Earlier in 2016, Georgia Gov. Nathan Deal angered fellow Republicans when he vetoed a bill that would have made it legal for students to carry concealed handguns on college campuses.
Although he’s been endorsed by the NRA with an “A” rating, Deal said in his official veto statement that “colleges have been treated as sanctuaries of learning where firearms have not been allowed” and he saw no justification to change that.
In vetoing the legislation, Deal made Georgia the latest in a string of states — including gun-friendly ones — to reject measures allowing guns on college campuses. Last year, 15 states took up the issue, including Florida, Montana and Wyoming.
Texas was the only state to pass legislation, joining Colorado, Utah, Idaho and five other states in allowing guns on campus. The law will be implemented Monday on the 50th anniversary of Charles Whitman’s rampage at the University of Texas.
While the loudest debates over firearms in recent years have been about banning semiautomatic rifles, the campus carry movement has played out in the background, at times even more contentious.
“It’s seen as this Ivory Tower place treated separately. To some people, that’s exactly what they want,” said Matt Nobles, a University of Central Florida criminal justice professor who has co-authored several papers on campus carry. “A free cultural exchange to those people involves no guns.”

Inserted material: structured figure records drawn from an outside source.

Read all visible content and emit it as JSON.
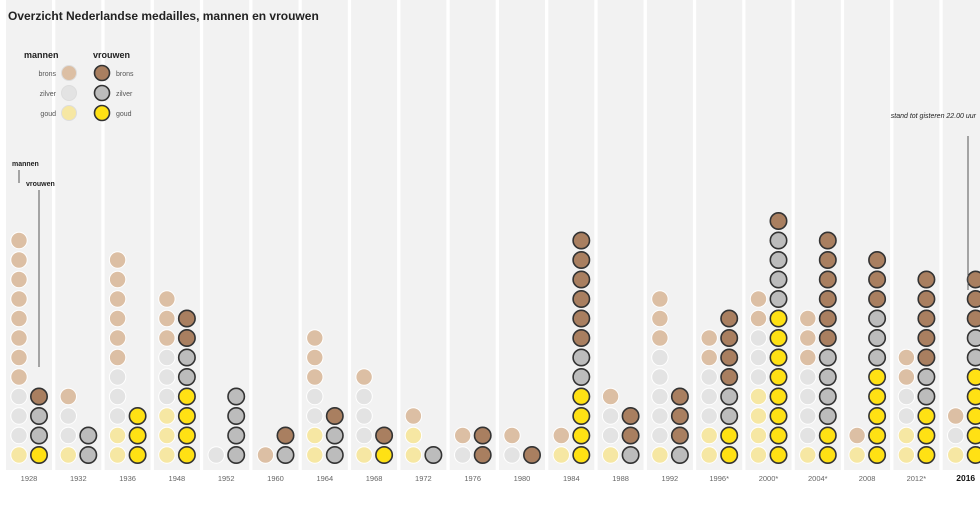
{
  "chart_data": {
    "type": "dot-matrix",
    "title": "Overzicht Nederlandse medailles, mannen en vrouwen",
    "legend": {
      "groups": [
        {
          "key": "m",
          "name": "mannen"
        },
        {
          "key": "v",
          "name": "vrouwen"
        }
      ],
      "medals": [
        "brons",
        "zilver",
        "goud"
      ]
    },
    "colors": {
      "m": {
        "goud": "#f6e7a3",
        "zilver": "#e3e3e3",
        "brons": "#dcbfa4"
      },
      "v": {
        "goud": "#ffe114",
        "zilver": "#bcbcbc",
        "brons": "#a97f60"
      },
      "stroke_m": "#ffffff",
      "stroke_v": "#333333",
      "column_bg": "#f2f2f2"
    },
    "column_labels": {
      "m": "mannen",
      "v": "vrouwen"
    },
    "annotation": "stand tot gisteren 22.00 uur",
    "years": [
      {
        "label": "1928",
        "m": [
          1,
          3,
          8
        ],
        "v": [
          1,
          2,
          1
        ],
        "bold": false
      },
      {
        "label": "1932",
        "m": [
          1,
          2,
          1
        ],
        "v": [
          0,
          2,
          0
        ],
        "bold": false
      },
      {
        "label": "1936",
        "m": [
          2,
          3,
          6
        ],
        "v": [
          3,
          0,
          0
        ],
        "bold": false
      },
      {
        "label": "1948",
        "m": [
          3,
          3,
          3
        ],
        "v": [
          4,
          2,
          2
        ],
        "bold": false
      },
      {
        "label": "1952",
        "m": [
          0,
          1,
          0
        ],
        "v": [
          0,
          4,
          0
        ],
        "bold": false
      },
      {
        "label": "1960",
        "m": [
          0,
          0,
          1
        ],
        "v": [
          0,
          1,
          1
        ],
        "bold": false
      },
      {
        "label": "1964",
        "m": [
          2,
          2,
          3
        ],
        "v": [
          0,
          2,
          1
        ],
        "bold": false
      },
      {
        "label": "1968",
        "m": [
          1,
          3,
          1
        ],
        "v": [
          1,
          0,
          1
        ],
        "bold": false
      },
      {
        "label": "1972",
        "m": [
          2,
          0,
          1
        ],
        "v": [
          0,
          1,
          0
        ],
        "bold": false
      },
      {
        "label": "1976",
        "m": [
          0,
          1,
          1
        ],
        "v": [
          0,
          0,
          2
        ],
        "bold": false
      },
      {
        "label": "1980",
        "m": [
          0,
          1,
          1
        ],
        "v": [
          0,
          0,
          1
        ],
        "bold": false
      },
      {
        "label": "1984",
        "m": [
          1,
          0,
          1
        ],
        "v": [
          4,
          2,
          6
        ],
        "bold": false
      },
      {
        "label": "1988",
        "m": [
          1,
          2,
          1
        ],
        "v": [
          0,
          1,
          2
        ],
        "bold": false
      },
      {
        "label": "1992",
        "m": [
          1,
          5,
          3
        ],
        "v": [
          0,
          1,
          3
        ],
        "bold": false
      },
      {
        "label": "1996*",
        "m": [
          2,
          3,
          2
        ],
        "v": [
          2,
          2,
          4
        ],
        "bold": false
      },
      {
        "label": "2000*",
        "m": [
          4,
          3,
          2
        ],
        "v": [
          8,
          4,
          1
        ],
        "bold": false
      },
      {
        "label": "2004*",
        "m": [
          1,
          4,
          3
        ],
        "v": [
          2,
          4,
          6
        ],
        "bold": false
      },
      {
        "label": "2008",
        "m": [
          1,
          0,
          1
        ],
        "v": [
          5,
          3,
          3
        ],
        "bold": false
      },
      {
        "label": "2012*",
        "m": [
          2,
          2,
          2
        ],
        "v": [
          3,
          2,
          5
        ],
        "bold": false
      },
      {
        "label": "2016",
        "m": [
          1,
          1,
          1
        ],
        "v": [
          5,
          2,
          3
        ],
        "bold": true
      }
    ]
  }
}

Many gun rights supporters see those facts somewhat differently, Nobles said: “To them, that means people will be vulnerable and need to defend themselves.”
And to the gun industry, that’s intolerable.
“The common error made by anti-gun groups,” according to Guns & Ammo magazine, in a list of eight reasons to support campus carry, “is the failure to logically delineate the differences in the motivations of individuals who would use lethal force to be predators and those who are willing to use lethal force to stop the predation.”
Here is a closer look at various elements of the debate:
The “good guys with guns argument”: Campus carry advocates argue that the best way to stop mass shootings at schools and elsewhere is for armed law-abiding citizens to open fire on attackers. But how often are so-called “good guys with guns” successful? An FBI study of active-shooter incidents from 2000 to 2013 found that in 160 incidents, just one ended with an armed citizen exchanging gunfire with an attacker. Twenty-one incidents were stopped by unarmed citizens.
Crime on campus: Pro-campus carry groups also argue that students need guns for self-defense against other crimes. “Neither police (unless they happen to be within screaming range) nor cameras nor text alerts can protect you from an armed thug bent on taking your possessions or your dignity by force,” Students for Campus Carry says on its website. But how much crime is there on campuses? The latest federal study of the issue, released in May, showed that overall crime at universities was down 8 percent in 2013 compared with the previous year. The majority of crimes are burglaries. But certain crimes have been increasing in recent years: forcible sex assaults and murders, which would include mass shootings. Murders totaled 23 in 2013, compared with 12 the year before. (There are more than 20 million college students in the United States.)
The fear and the reality: Those who oppose campus carry say they fear armed students will pull their guns out during class or in meetings with professors and open fire. A group of UT professors has filed a lawsuit against the university saying they will be forced to censor themselves on controversial topics like politics and religion. Suicide is another concern. But in a report issued last year, UT officials said they had contacted universities where campus carry is already legal, finding “little evidence of campus violence that can be directly linked to campus carry, and none that involves an intentional shooting.” Was there a link between campus carry and increased sexual assaults? No. Was there a link to increased suicide rates? Also, no.
The issue of accidents: The UT report identified four incidents of accidental discharge: “Two involved a license holder who was openly displaying a handgun to another person; the other two involved license holders who were carrying their handguns unholstered in their pants pocket.” In one case, a bullet grazed another student’s chest. But most of the victims were the gun owners. One shot himself in the foot, the report said, and in Utah, “a student at Weber State University accidentally shot himself in the leg while walking across campus with an unholstered handgun in his pocket.”